Aims:
In our present study we aimed to develop an Artificial Intelligence-based Decision
Support System (AI-DSS) that can be used to analyze the polyp images in differentiation
between neoplastic and non-neoplastic subcentrimetric polyps.
Methods:
We enrolled 755 HD images with Blue Light Imaging (BLI) zoom technology of total 334
histologically identified colorectal polyps. We set up 4 subgroups for training and
testing with deep learning: A: training and testing set data was selected only from
typical polyps, B: training set is made from only typical polyps, and test set is
made from typical and atypical polyps, C: training set is made from only typical polyps,
and test set is made randomly from the whole set (mixed typical and atypical), D:
both train and test set are made of polyps randomly selected from the whole set. Images
for the test sets were selected randomly following these criteria. Images from the
same polyp were not selected to both train and test set.
Results:
The images went through a pre-process algorithm, and then we trained and tested the
neural network.
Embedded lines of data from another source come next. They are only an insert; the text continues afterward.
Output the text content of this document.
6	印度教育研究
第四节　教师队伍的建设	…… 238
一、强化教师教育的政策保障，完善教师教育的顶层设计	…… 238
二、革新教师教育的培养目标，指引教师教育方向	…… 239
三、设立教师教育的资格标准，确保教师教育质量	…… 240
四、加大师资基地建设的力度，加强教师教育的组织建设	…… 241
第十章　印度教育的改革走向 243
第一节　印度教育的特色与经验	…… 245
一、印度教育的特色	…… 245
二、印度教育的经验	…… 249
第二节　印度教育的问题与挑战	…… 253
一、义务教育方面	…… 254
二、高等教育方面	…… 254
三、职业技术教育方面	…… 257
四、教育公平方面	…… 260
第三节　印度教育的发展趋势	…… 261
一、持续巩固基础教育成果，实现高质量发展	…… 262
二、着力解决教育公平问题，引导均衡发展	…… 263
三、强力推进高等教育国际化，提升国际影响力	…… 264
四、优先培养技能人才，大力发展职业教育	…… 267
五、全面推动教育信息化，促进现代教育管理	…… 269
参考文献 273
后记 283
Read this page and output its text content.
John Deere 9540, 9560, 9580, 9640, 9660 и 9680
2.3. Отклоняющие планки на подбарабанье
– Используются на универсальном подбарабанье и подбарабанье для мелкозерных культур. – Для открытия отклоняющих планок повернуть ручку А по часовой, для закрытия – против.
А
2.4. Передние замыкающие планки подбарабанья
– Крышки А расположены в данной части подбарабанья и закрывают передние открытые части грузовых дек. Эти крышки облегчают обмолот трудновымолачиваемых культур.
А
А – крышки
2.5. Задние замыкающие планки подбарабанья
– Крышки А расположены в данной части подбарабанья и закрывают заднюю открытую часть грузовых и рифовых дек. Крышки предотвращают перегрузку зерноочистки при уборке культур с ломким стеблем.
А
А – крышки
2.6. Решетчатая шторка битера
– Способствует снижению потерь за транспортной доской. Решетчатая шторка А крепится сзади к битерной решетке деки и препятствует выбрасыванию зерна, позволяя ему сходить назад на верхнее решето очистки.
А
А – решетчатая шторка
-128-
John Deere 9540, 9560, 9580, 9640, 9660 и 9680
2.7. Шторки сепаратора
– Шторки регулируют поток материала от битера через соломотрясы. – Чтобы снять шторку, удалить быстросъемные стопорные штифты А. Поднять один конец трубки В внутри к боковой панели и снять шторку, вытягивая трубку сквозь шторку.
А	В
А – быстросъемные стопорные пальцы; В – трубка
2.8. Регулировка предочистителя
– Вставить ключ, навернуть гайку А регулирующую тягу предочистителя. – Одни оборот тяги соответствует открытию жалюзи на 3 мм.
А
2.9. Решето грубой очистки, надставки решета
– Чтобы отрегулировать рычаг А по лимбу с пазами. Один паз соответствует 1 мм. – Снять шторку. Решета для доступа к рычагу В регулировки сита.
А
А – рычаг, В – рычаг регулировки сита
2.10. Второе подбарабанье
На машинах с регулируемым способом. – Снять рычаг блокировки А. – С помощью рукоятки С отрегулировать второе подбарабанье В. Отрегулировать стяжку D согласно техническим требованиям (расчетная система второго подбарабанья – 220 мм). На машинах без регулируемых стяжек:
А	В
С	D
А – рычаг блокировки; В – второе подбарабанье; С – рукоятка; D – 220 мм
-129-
We also assessed which training parameters gave the best test results.
The test groups had the following accuracy, sensitivity, specificity, PPV and NPV
values to predict adenomatosus polyps as follows: Group A: 95%, 96.7%, 93.3%, 93.5%,
96.6%; Group B: 73.6%, 76.5%, 68.4%, 81.3%, 61.9%; Group C: 89.4%, 91.5%, 87.2%, 87.8%,
91.1%; Group D: 73,1%, 76,9%, 69.2%, 71.4%, 75%, respectively.
Conclusions:
This AI-DSS is able to predict the polyp histology with high accuracy, if the neural
network is trained on typical images. Accuracy of the algorithm could be further increased
with higher number of collected images. Application of Deep Learning Neural Network
with BLI zoom virtual-chromoendoscopy provide a potential for real-time endoscopic
optical diagnosis of hyperplastic polyps to support resect and discard strategy.